Une organisation caritative pour payer les Banyana Banyana
Puisqu’il est question de galères, l’Afrique du Sud a également été servie avant la Coupe du monde, dans laquelle elle a vibré en arrachant sa qualification au bout du bout du temps additionnel contre l’Italie pour sa première participation à la grande fête du ballon rond. Là encore, c’est une histoire de conflit avec la Fédération. Quinze jours avant le début du tournoi, un différend entre les joueuses et la Fédé a eu lieu au sujet… du paiement des salaires, comme l’a révélé The Athletic. Ce qui a entraîné l’interdiction pour l’ensemble de l’équipe première de participer au match amical de préparation contre le Botswana, prévu le 2 juillet. Ce sont des joueuses du championnat local qui ont été appelées pour disputer cette rencontre, dont une joueuse âgée de 13 ans, afin d’éviter une éventuelle amende pour forfait. Pour quel résultat ? Une défaite 5-0 de l’Afrique du Sud, sans grandes conséquences ni grands enseignements pour le Mondial.
"They've made history and that is frickin' amazing" 🥹
This interview from #RSA manager Desiree Ellis 👏 #FIFAWWC pic.twitter.com/RB3JF9HQB0
— BBC Sport (@BBCSport) August 2, 2023
Pour calmer cette fronde naissante, il a fallu que la Fondation Motsepe, une organisation caritative africaine liée au président de la Confédération Africaine de football Patrice Motsepe, fasse un « humble don » à l’équipe.
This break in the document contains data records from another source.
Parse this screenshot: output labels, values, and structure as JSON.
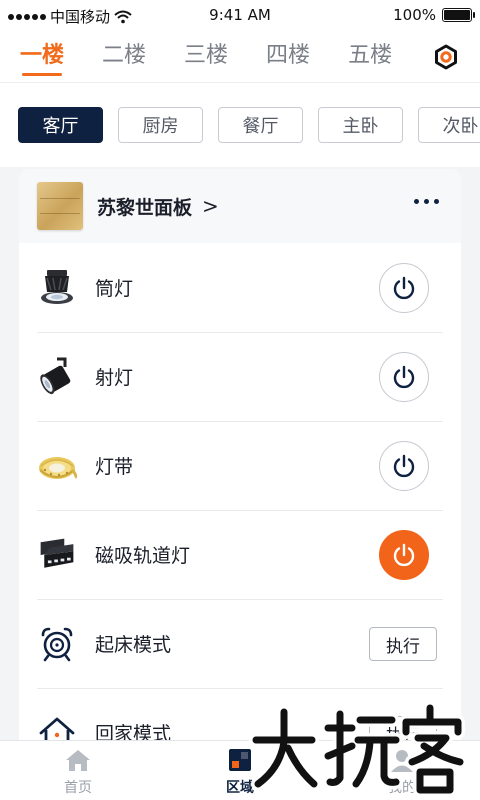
{
  "status_bar": {
    "carrier": "中国移动",
    "time": "9:41 AM",
    "battery": "100%"
  },
  "floors": {
    "active_index": 0,
    "items": [
      "一楼",
      "二楼",
      "三楼",
      "四楼",
      "五楼"
    ],
    "settings_icon": "hex-settings-icon",
    "accent_color": "#f26a1b"
  },
  "rooms": {
    "active_index": 0,
    "items": [
      "客厅",
      "厨房",
      "餐厅",
      "主卧",
      "次卧"
    ]
  },
  "panel": {
    "title": "苏黎世面板",
    "chevron": ">",
    "devices": [
      {
        "label": "筒灯",
        "icon": "downlight-icon",
        "power": "off"
      },
      {
        "label": "射灯",
        "icon": "spotlight-icon",
        "power": "off"
      },
      {
        "label": "灯带",
        "icon": "light-strip-icon",
        "power": "off"
      },
      {
        "label": "磁吸轨道灯",
        "icon": "track-light-icon",
        "power": "on"
      }
    ],
    "scenes": [
      {
        "label": "起床模式",
        "icon": "alarm-clock-icon",
        "action": "执行"
      },
      {
        "label": "回家模式",
        "icon": "home-icon",
        "action": "执行"
      }
    ]
  },
  "bottom_nav": {
    "active_index": 1,
    "items": [
      {
        "label": "首页",
        "icon": "home-icon"
      },
      {
        "label": "区域",
        "icon": "grid-icon"
      },
      {
        "label": "我的",
        "icon": "user-icon"
      }
    ]
  },
  "watermark": "大玩客"
}
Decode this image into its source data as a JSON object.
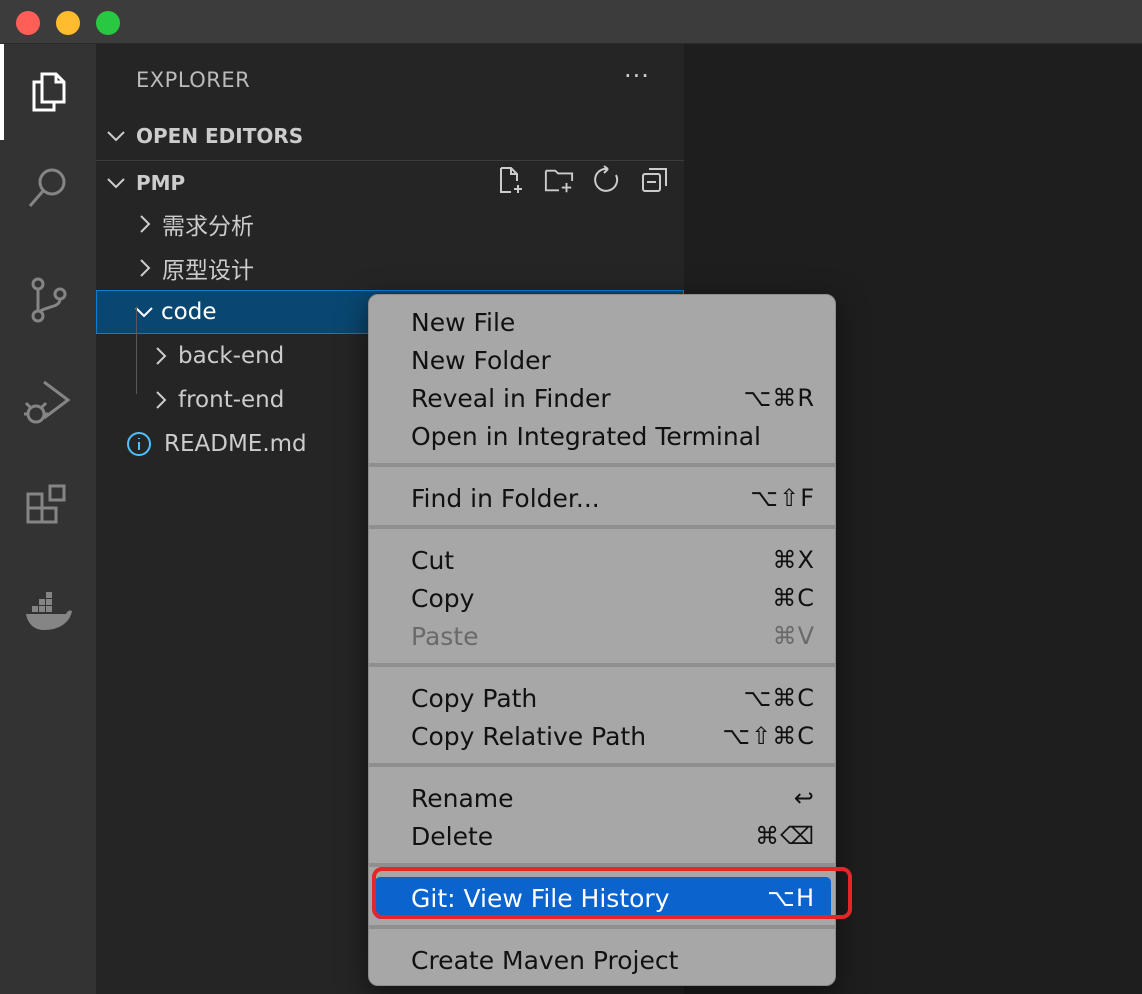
{
  "sidebar": {
    "title": "EXPLORER",
    "more_label": "···",
    "open_editors": "OPEN EDITORS",
    "project": "PMP",
    "tree": [
      {
        "label": "需求分析"
      },
      {
        "label": "原型设计"
      },
      {
        "label": "code"
      },
      {
        "label": "back-end"
      },
      {
        "label": "front-end"
      },
      {
        "label": "README.md"
      }
    ]
  },
  "activity_icons": [
    "files-icon",
    "search-icon",
    "source-control-icon",
    "run-debug-icon",
    "extensions-icon",
    "docker-icon"
  ],
  "context_menu": {
    "items": [
      {
        "label": "New File",
        "shortcut": ""
      },
      {
        "label": "New Folder",
        "shortcut": ""
      },
      {
        "label": "Reveal in Finder",
        "shortcut": "⌥⌘R"
      },
      {
        "label": "Open in Integrated Terminal",
        "shortcut": ""
      },
      {
        "label": "Find in Folder...",
        "shortcut": "⌥⇧F"
      },
      {
        "label": "Cut",
        "shortcut": "⌘X"
      },
      {
        "label": "Copy",
        "shortcut": "⌘C"
      },
      {
        "label": "Paste",
        "shortcut": "⌘V"
      },
      {
        "label": "Copy Path",
        "shortcut": "⌥⌘C"
      },
      {
        "label": "Copy Relative Path",
        "shortcut": "⌥⇧⌘C"
      },
      {
        "label": "Rename",
        "shortcut": "↩"
      },
      {
        "label": "Delete",
        "shortcut": "⌘⌫"
      },
      {
        "label": "Git: View File History",
        "shortcut": "⌥H"
      },
      {
        "label": "Create Maven Project",
        "shortcut": ""
      }
    ]
  },
  "colors": {
    "highlight": "#0b63ce",
    "selection": "#094771",
    "annotation": "#e3262a"
  }
}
Toujours selon The Athletic, la directrice générale de l’entité, Precious Moloi-Motsepe, a confié qu’elle se sentait « obligée » d’aider l’équipe après avoir été contactée par la fédération comme dernier recours. Une histoire de petits et de gros sous qui n’a pas empêché les Sud-Africaines de réaliser le plus grand exploit de leur histoire, portées par la sélectionneuse Desiree Ellis, ancienne internationale des Banyana Banyana. Il faudra être encore un peu plus fortes et renversantes pour sortir les Pays-Bas, dans la nuit de samedi à dimanche.